The latest data from the RTT Retail Health Index, the industry’s only comprehensive, sector-level quarterly benchmark of retail performance, predicts retail health will dip -1 index point in Q3 to 69 points. This represents the lowest point since Q3 2020 when the UK was in the midst of tiered lockdown restrictions and about to enter Lockdown 2, and -23 points lower than Q3 2008, at the start of the Financial Crisis and the beginning of the Credit Crunch.

This is expected to mark a significant tipping point, with consumer confidence and the resilience seen in Q2, starting to crumble, as retailers and consumers face a ‘third wave’ of disruption as a result of higher interest rates, spiralling mortgage costs and their impact on customers’ spending power. Even before the Bank of England raised interest rates to a 15-year high of 5.25 per cent on Thursday, it was already predicting 1 million UK homeowners will be paying £500 more in mortgage payments each month by 2026, with ‘millions’ of renters being squeezed by record rent increases as landlords pass on mortgage costs to tenants.

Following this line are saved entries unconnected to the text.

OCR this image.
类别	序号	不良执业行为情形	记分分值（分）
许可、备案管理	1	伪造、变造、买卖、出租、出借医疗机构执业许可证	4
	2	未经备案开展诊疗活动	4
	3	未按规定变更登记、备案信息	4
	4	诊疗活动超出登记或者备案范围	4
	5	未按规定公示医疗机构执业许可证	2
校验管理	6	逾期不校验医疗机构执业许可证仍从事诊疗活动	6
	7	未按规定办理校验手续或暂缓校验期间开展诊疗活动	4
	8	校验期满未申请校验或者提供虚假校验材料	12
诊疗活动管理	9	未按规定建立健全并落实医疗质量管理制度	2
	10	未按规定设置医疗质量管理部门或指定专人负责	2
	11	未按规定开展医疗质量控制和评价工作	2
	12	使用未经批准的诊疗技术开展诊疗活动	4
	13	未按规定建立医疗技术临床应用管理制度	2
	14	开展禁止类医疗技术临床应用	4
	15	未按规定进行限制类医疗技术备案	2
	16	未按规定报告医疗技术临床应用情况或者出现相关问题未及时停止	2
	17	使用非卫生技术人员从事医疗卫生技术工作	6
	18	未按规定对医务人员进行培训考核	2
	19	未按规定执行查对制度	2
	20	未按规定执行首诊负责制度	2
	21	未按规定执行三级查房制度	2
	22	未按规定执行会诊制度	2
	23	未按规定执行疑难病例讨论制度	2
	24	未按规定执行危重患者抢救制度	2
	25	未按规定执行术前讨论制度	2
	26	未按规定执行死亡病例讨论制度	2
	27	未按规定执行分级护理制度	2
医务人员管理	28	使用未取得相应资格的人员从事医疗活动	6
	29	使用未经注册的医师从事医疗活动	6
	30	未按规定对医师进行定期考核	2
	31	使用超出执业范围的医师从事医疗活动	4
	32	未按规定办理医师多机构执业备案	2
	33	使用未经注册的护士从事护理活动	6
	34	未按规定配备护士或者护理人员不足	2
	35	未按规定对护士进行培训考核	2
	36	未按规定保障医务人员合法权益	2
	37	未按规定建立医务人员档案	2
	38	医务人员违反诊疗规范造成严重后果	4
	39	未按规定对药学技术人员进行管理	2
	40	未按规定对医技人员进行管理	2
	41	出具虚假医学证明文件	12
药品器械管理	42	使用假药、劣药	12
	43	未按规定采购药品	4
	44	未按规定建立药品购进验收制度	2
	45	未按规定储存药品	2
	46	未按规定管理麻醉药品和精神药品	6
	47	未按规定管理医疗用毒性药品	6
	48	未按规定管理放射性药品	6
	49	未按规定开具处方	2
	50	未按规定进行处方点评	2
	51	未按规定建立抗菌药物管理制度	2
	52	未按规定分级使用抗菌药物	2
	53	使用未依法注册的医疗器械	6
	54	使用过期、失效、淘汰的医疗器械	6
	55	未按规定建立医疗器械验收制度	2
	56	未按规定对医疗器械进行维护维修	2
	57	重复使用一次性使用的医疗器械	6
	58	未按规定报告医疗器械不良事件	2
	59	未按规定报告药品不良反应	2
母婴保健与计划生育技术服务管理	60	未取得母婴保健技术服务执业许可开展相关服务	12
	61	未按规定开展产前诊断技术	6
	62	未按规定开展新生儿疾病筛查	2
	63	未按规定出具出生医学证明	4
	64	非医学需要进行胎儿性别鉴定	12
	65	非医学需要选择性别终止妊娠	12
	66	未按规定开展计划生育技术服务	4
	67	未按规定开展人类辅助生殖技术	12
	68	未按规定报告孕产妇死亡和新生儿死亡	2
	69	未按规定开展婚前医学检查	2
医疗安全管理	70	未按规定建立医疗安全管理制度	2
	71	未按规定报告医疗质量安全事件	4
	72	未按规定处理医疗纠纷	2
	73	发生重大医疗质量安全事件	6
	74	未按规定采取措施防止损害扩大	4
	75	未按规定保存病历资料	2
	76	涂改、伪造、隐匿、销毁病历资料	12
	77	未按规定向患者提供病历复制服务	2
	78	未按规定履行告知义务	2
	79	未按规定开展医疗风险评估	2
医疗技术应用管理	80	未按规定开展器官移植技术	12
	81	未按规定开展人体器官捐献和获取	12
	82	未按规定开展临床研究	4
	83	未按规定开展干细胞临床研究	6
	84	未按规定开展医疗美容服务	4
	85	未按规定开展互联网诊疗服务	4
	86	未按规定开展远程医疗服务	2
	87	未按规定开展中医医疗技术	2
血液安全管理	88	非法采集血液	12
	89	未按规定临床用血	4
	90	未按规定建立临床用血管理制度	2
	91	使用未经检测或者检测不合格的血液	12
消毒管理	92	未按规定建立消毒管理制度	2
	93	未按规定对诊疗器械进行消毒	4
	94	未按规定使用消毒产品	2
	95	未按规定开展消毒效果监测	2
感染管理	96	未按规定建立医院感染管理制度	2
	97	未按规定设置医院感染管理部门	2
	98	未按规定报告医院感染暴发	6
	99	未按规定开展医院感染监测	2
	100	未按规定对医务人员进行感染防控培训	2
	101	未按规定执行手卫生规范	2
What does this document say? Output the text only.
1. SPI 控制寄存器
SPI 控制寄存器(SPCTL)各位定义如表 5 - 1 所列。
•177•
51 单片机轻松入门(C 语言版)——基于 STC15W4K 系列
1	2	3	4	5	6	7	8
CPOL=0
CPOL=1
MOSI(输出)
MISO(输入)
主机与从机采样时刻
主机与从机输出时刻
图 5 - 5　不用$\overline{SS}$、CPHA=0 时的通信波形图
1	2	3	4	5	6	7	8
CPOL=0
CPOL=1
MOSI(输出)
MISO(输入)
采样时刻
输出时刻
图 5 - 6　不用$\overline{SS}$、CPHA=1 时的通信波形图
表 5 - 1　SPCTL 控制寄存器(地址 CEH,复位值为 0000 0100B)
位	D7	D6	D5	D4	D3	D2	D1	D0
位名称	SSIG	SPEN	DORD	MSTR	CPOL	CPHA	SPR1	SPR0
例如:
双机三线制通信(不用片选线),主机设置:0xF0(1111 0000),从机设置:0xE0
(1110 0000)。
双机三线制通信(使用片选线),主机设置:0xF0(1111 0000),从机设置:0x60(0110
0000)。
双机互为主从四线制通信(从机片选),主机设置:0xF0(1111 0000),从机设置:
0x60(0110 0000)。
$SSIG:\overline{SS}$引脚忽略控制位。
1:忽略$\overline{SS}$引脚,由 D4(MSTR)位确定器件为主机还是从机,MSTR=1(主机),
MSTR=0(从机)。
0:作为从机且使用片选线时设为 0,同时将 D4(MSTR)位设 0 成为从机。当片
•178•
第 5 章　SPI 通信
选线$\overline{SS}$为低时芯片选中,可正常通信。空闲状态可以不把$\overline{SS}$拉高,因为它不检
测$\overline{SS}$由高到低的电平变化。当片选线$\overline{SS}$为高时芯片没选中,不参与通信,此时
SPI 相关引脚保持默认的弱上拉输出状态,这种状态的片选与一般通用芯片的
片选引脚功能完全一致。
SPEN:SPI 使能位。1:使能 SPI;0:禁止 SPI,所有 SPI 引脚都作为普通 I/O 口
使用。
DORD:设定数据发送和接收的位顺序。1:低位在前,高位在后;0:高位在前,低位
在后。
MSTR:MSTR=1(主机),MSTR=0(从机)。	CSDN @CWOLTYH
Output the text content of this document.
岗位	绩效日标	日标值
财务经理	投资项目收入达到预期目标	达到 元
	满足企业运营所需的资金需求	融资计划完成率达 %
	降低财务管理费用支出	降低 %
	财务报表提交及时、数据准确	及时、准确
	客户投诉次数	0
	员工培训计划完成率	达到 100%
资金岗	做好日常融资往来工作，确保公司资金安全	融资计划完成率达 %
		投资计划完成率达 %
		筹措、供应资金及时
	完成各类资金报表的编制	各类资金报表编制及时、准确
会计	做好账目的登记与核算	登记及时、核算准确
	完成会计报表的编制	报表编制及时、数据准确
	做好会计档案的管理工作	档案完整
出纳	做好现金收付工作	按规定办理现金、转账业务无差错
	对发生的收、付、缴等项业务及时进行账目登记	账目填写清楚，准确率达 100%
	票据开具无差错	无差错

James Sawley, RTT member and head of retail & leisure at HSBC UK, commented: “To date, we have been surprised by the resilience of consumer spending underpinned by the labour market, wages, savings, and improved household balance sheets post-covid. However, it now looks like we are in for a long slog of high and sticky inflation and interest rates.”

While former GlobalData director and retail consultant, Maureen Hinton, suggests the spending squeeze will become wider felt, hitting new cohorts: “The poorest have been hit the hardest so far, but the rise in the bank interest rates will spread the pain into new income groups,” she said.

Already in July, this step change is starting to play out. Data from RetailNext’s footfall index, which captures billions of store visits globally each year, showed that even though shopper traffic – a key yardstick of High Street health – remained +2 per cent up year-on-year in Q2, it dipped by  -5.2 percentage points quarter-on-quarter. UK consumer confidence also took a dramatic six-point dip in the GfK’s July Consumer Confidence Index, prompting warnings that shopper resilience is starting to collapse as the economic reality of stubbornly high inflation and mounting interest rates sets in.

In its report, the RTT predicts that the disruption caused by an inflationary-driven downturn could take the industry up to three years to recover based on historical parallels. And it suggests this interest rate-driven ‘third wave’ of disruption will have an arguably more significant, deeper felt and longer-tail impact on customer spending than covid and the cost-of-living crisis combined.

UK head of retail at KPMG and co-chair of the RTT, Paul Martin, commented: “Looking ahead to the next 12 months we expect trading conditions for the retail sector to remain challenging. Inflationary driven downturns are usually much lengthier than other financial shocks to unwind, normally three to five years. Inflation and its impact on our economy isn’t going to be a short blip, it is going to be a lot more long-winded.”

Gary Whittemore, co-chair of the RTT and head of sales EMEA & APAC at RetailNext, added: “This isn’t the first storm retailers have had to weather, but the long-term nature of this economic shock means the response needs to be both fast and radical. Retailers need to be sharp in focus, understand their customers better, and get cost and business models right, otherwise failure beckons. To manage these disruptions, retailers will need to know their customers, differentiate themselves from rivals, communicate a strong and meaningful purpose, and execute very well, notably with greater assistance from technology.”